Ricordo distintamente quando ascoltai Mr. Simpatia per la prima volta. Ero in macchina con Ario, che il rap lo sopportava come io sopporto l’architettura modernista. Mi disse che aveva un disco che gli piaceva un sacco “anche se è la vostra musica sfigata”. Non furono dei rapper a farmelo conoscere, ma una persona qualunque. E appena ascoltai la prima strofa della prima canzone capii perché. Il bello del coraggio è che ti lascia allibito. Ti paralizza, anche se sei un avversario. Quando sei davanti a un atto di coraggio vero, puro, onesto, non puoi fare a meno di restare immobilizzato.
Dire che Mr. Simpatia cambiò il mondo del rap è una barzelletta da tanto è riduttivo. Fabri Fibra nuclearizzò il mondo del rap.
Dopo di lui niente rimase più lo stesso. Prima c’erano quelli col rap “impegnato” e quelli col rap “politicizzato”, ma chiunque facesse qualcosa che ambiva al divertimento o all’anima di una persona normale, italiana, veniva lapidato perché commerciale. Vendere era un reato imperdonabile nel mondo del rap anni ’90, così come portare strumentisti veri. Era una sorta di tacito patto d’ipocrisia e di mediocrità; io non oso niente, tu non osi niente e fluttuiamo scopiazzando gli americani raccontandoci che pure noi siamo poveri e viviamo nel ghetto, pure se la mamma ci cucina le tagliatelle.
Fibra conosceva bene questo meccanismo.
Sì, era dotato di un enorme talento e Uomini di mare ne era una perfetta rappresentazione, ma nessun disco rap di quel tipo avrebbe potuto arrivare al grande pubblico. Quando uscì Mr.Simpatia l’intera sfera hip hop rimase paralizzata. Era un disco che grondava umanità, realtà, paura, rabbia, rancore e quell’ironia tipica nostra che ci permette d’ascoltarlo. Chiunque dopo tre rime diceva “cazzo, questo sta male davvero, ma ci sono dei momenti in cui anch’io sono stato in queste condizioni”. Ascoltarlo era oltre la psicanalisi, era un viaggio dentro le nostre crisi, le nostre mancanze, i nostri eccessi, la nostra umanità.
Qualsiasi altra cosa fatta dall’hip hop, incluso il celebratissimo “Quelli che benpensano”, era polvere.
Perché a Fibra non interessava dire che era figo, non interessava giudicare la società dall’alto di non si sa cosa, non aveva pretese di fare il disco dell’anno: voleva solo dire che stava male e che gli stavano tutti sul cazzo in un ambiente che pareva la casa di Savonarola.
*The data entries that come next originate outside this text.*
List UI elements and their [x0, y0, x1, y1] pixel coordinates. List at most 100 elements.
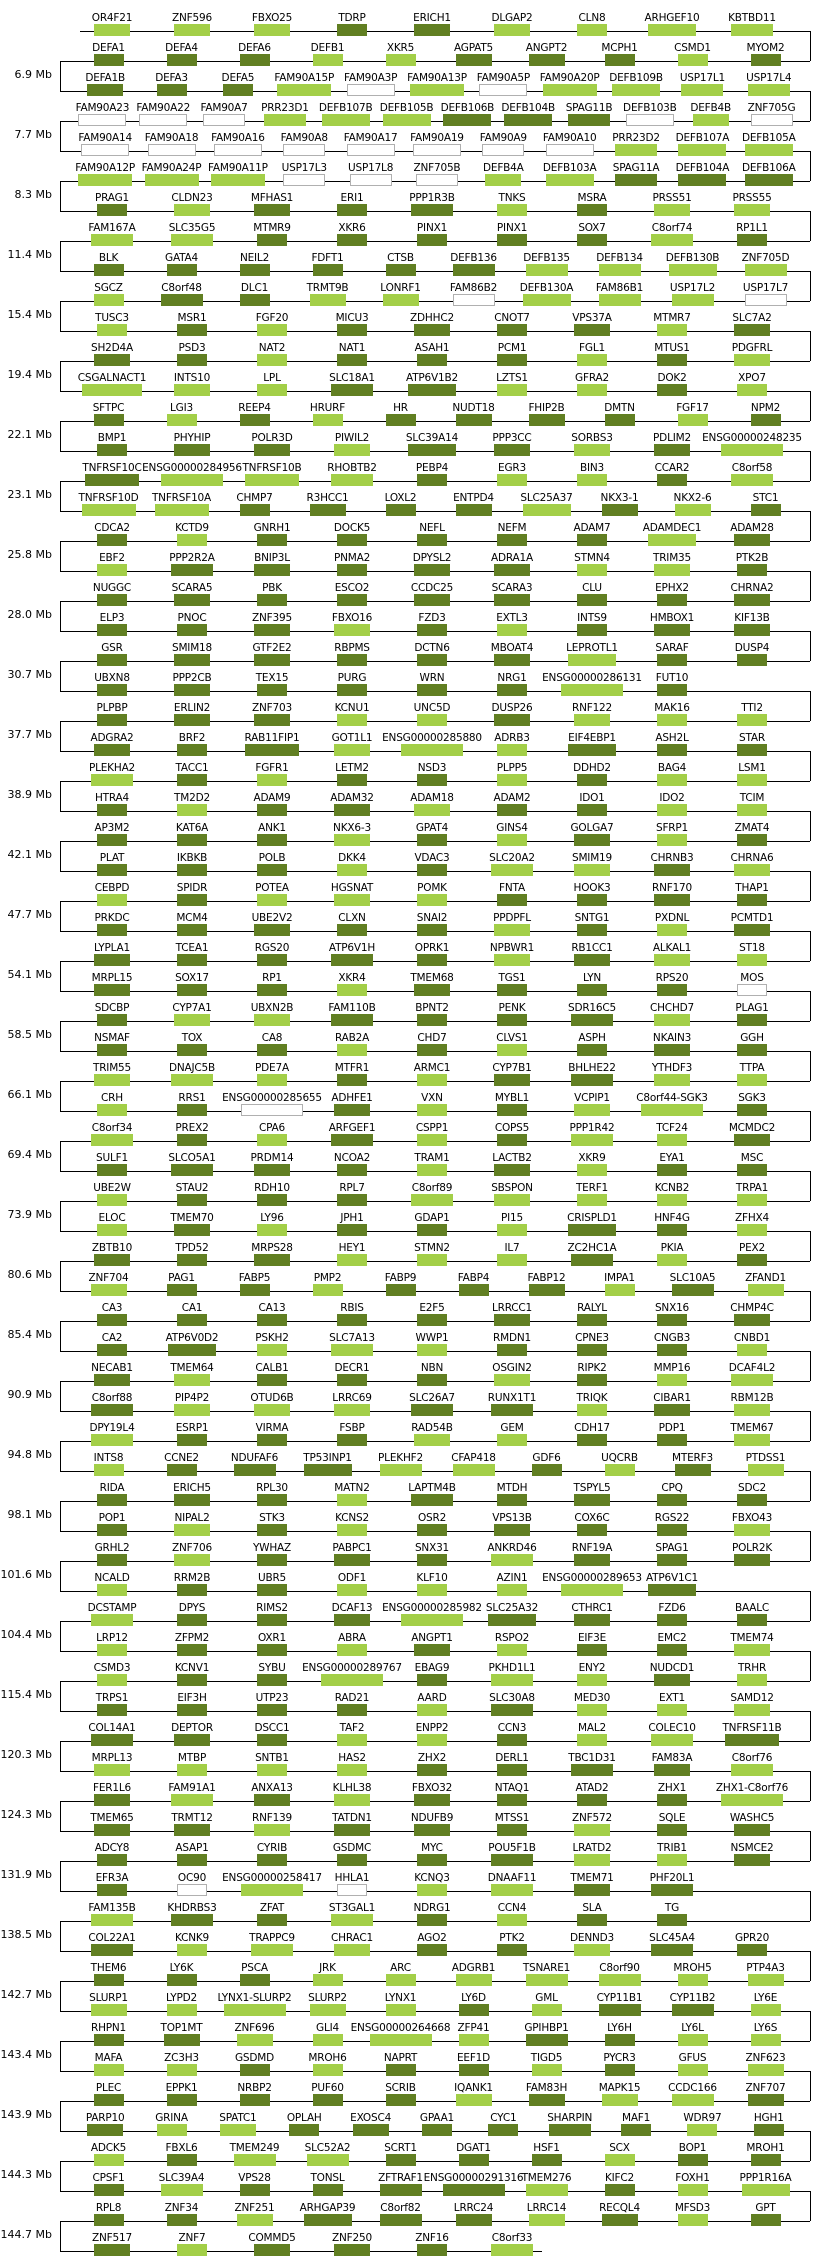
- gene-item[interactable]: UBXN2B: [232, 1002, 312, 1032]
- gene-item[interactable]: CPA6: [232, 1122, 312, 1152]
- gene-box[interactable]: [497, 1644, 527, 1656]
- gene-item[interactable]: MROH6: [291, 2052, 364, 2082]
- gene-item[interactable]: DPYSL2: [392, 552, 472, 582]
- gene-box[interactable]: [571, 1764, 613, 1776]
- gene-item[interactable]: SGK3: [712, 1092, 792, 1122]
- gene-box[interactable]: [417, 1044, 447, 1056]
- gene-box[interactable]: [737, 234, 767, 246]
- gene-item[interactable]: FAM90A20P: [537, 72, 603, 102]
- gene-box[interactable]: [257, 1314, 287, 1326]
- gene-item[interactable]: FAM90A12P: [72, 162, 138, 192]
- gene-box[interactable]: [91, 774, 133, 786]
- gene-item[interactable]: LRRC24: [437, 2202, 510, 2232]
- gene-box[interactable]: [171, 1914, 213, 1926]
- gene-box[interactable]: [455, 414, 492, 426]
- gene-box[interactable]: [574, 834, 610, 846]
- gene-item[interactable]: DEFB104B: [498, 102, 559, 132]
- gene-box[interactable]: [337, 1434, 367, 1446]
- gene-item[interactable]: PPP2CB: [152, 672, 232, 702]
- gene-item[interactable]: SCARA3: [472, 582, 552, 612]
- gene-item[interactable]: SDC2: [712, 1482, 792, 1512]
- gene-box[interactable]: [601, 2094, 638, 2106]
- gene-item[interactable]: ELP3: [72, 612, 152, 642]
- gene-box[interactable]: [651, 1944, 693, 1956]
- gene-item[interactable]: ARFGEF1: [312, 1122, 392, 1152]
- gene-box[interactable]: [750, 2214, 781, 2226]
- gene-box[interactable]: [734, 624, 770, 636]
- gene-item[interactable]: ZNF16: [392, 2232, 472, 2262]
- gene-box[interactable]: [753, 2124, 784, 2136]
- gene-box[interactable]: [385, 54, 416, 66]
- gene-item[interactable]: TRMT12: [152, 1812, 232, 1842]
- gene-item[interactable]: DENND3: [552, 1932, 632, 1962]
- gene-box[interactable]: [331, 1344, 373, 1356]
- gene-box[interactable]: [210, 174, 265, 186]
- gene-box[interactable]: [334, 1794, 370, 1806]
- gene-item[interactable]: DEFB103A: [537, 162, 603, 192]
- gene-item[interactable]: ZNF703: [232, 702, 312, 732]
- gene-box[interactable]: [309, 2004, 346, 2016]
- gene-box[interactable]: [236, 2214, 273, 2226]
- gene-item[interactable]: YTHDF3: [632, 1062, 712, 1092]
- gene-item[interactable]: PPP1R3B: [392, 192, 472, 222]
- gene-item[interactable]: C8orf44-SGK3: [632, 1092, 712, 1122]
- gene-box[interactable]: [750, 504, 781, 516]
- gene-item[interactable]: FABP12: [510, 1272, 583, 1302]
- gene-box[interactable]: [737, 1074, 767, 1086]
- gene-item[interactable]: KIF13B: [712, 612, 792, 642]
- gene-item[interactable]: EIF3H: [152, 1692, 232, 1722]
- gene-item[interactable]: C8orf82: [364, 2202, 437, 2232]
- gene-box[interactable]: [734, 1434, 770, 1446]
- gene-item[interactable]: MTMR9: [232, 222, 312, 252]
- gene-box[interactable]: [346, 144, 395, 156]
- gene-item[interactable]: ESRP1: [152, 1422, 232, 1452]
- gene-item[interactable]: GDF6: [510, 1452, 583, 1482]
- gene-box[interactable]: [737, 384, 767, 396]
- gene-box[interactable]: [657, 774, 687, 786]
- gene-item[interactable]: NCOA2: [312, 1152, 392, 1182]
- gene-item[interactable]: TMEM64: [152, 1362, 232, 1392]
- gene-box[interactable]: [239, 1974, 270, 1986]
- gene-item[interactable]: CALB1: [232, 1362, 312, 1392]
- gene-item[interactable]: SBSPON: [472, 1182, 552, 1212]
- gene-box[interactable]: [177, 1134, 207, 1146]
- gene-box[interactable]: [531, 2004, 562, 2016]
- gene-item[interactable]: PDE7A: [232, 1062, 312, 1092]
- gene-item[interactable]: FGF17: [656, 402, 729, 432]
- gene-item[interactable]: GINS4: [472, 822, 552, 852]
- gene-item[interactable]: FBXL6: [145, 2142, 218, 2172]
- gene-item[interactable]: RSPO2: [472, 1632, 552, 1662]
- gene-box[interactable]: [737, 834, 767, 846]
- gene-box[interactable]: [731, 1374, 773, 1386]
- gene-box[interactable]: [657, 984, 687, 996]
- gene-item[interactable]: BPNT2: [392, 1002, 472, 1032]
- gene-item[interactable]: LY6D: [437, 1992, 510, 2022]
- gene-box[interactable]: [236, 2034, 273, 2046]
- gene-item[interactable]: OPRK1: [392, 942, 472, 972]
- gene-box[interactable]: [657, 1824, 687, 1836]
- gene-box[interactable]: [737, 1164, 767, 1176]
- gene-item[interactable]: NDRG1: [392, 1902, 472, 1932]
- gene-item[interactable]: CCDC25: [392, 582, 472, 612]
- gene-item[interactable]: LONRF1: [364, 282, 437, 312]
- gene-box[interactable]: [239, 2184, 270, 2196]
- gene-item[interactable]: EPHX2: [632, 582, 712, 612]
- gene-item[interactable]: USP17L4: [736, 72, 802, 102]
- gene-box[interactable]: [337, 984, 367, 996]
- gene-box[interactable]: [369, 2034, 432, 2046]
- gene-box[interactable]: [177, 324, 207, 336]
- gene-item[interactable]: SPAG11A: [603, 162, 669, 192]
- gene-item[interactable]: LY6S: [729, 2022, 802, 2052]
- gene-box[interactable]: [257, 1644, 287, 1656]
- gene-box[interactable]: [254, 714, 290, 726]
- gene-box[interactable]: [334, 1944, 370, 1956]
- gene-item[interactable]: TM2D2: [152, 792, 232, 822]
- gene-item[interactable]: ASAP1: [152, 1842, 232, 1872]
- gene-item[interactable]: FZD6: [632, 1602, 712, 1632]
- gene-box[interactable]: [737, 894, 767, 906]
- gene-item[interactable]: SDR16C5: [552, 1002, 632, 1032]
- gene-item[interactable]: ARC: [364, 1962, 437, 1992]
- gene-item[interactable]: ZFPM2: [152, 1632, 232, 1662]
- gene-box[interactable]: [385, 264, 416, 276]
- gene-item[interactable]: CHD7: [392, 1032, 472, 1062]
Ambiente che tentò di reagire accusandolo, sfottendolo, criticandolo più o meno con la stessa potenza di una zanzara contro il cruscotto di un SR-71.
Poi Fibra firmò con l’Universal e diventò altro, spalancando le porte a tutti quelli che volevano fare qualcosa ma non ne avevano il coraggio. E soprattutto, al pubblico che adorava certe cose, ma non aveva il coraggio di ammetterlo.
Fibra sapeva che si stava suicidando, per questo nella copertina del disco c’è lui dopo che s’è sparato in testa. Questo non è meritorio, è solo triste. Ma fece una cosa che nessuno intenzionato a vivere avrebbe mai osato pensare: sì, io m’ammazzo, ma ammazzo anche tutti i nostri nemici con me. Questo le persone comuni non lo capirono, ma gli addetti ai lavori sì.
È grazie a Fibra che oggi abbiamo il rap in radio e oggi vendere, da rapper, è normale e accettabilissimo. Quando arriva l’ondata di censura e ogni cosa viene castrata, la pressione sale fino all’esplosione che libera tutti, anche quelli che contribuivano ad aumentarla, perché in realtà non piaceva manco a loro.
Quindi non preoccupatevi per questo crescendo di censura, politicamente corretto, processi di piazza, limitazioni di libertà di espressione: lì fuori c’è un Fabri Fibra che fa sul serio.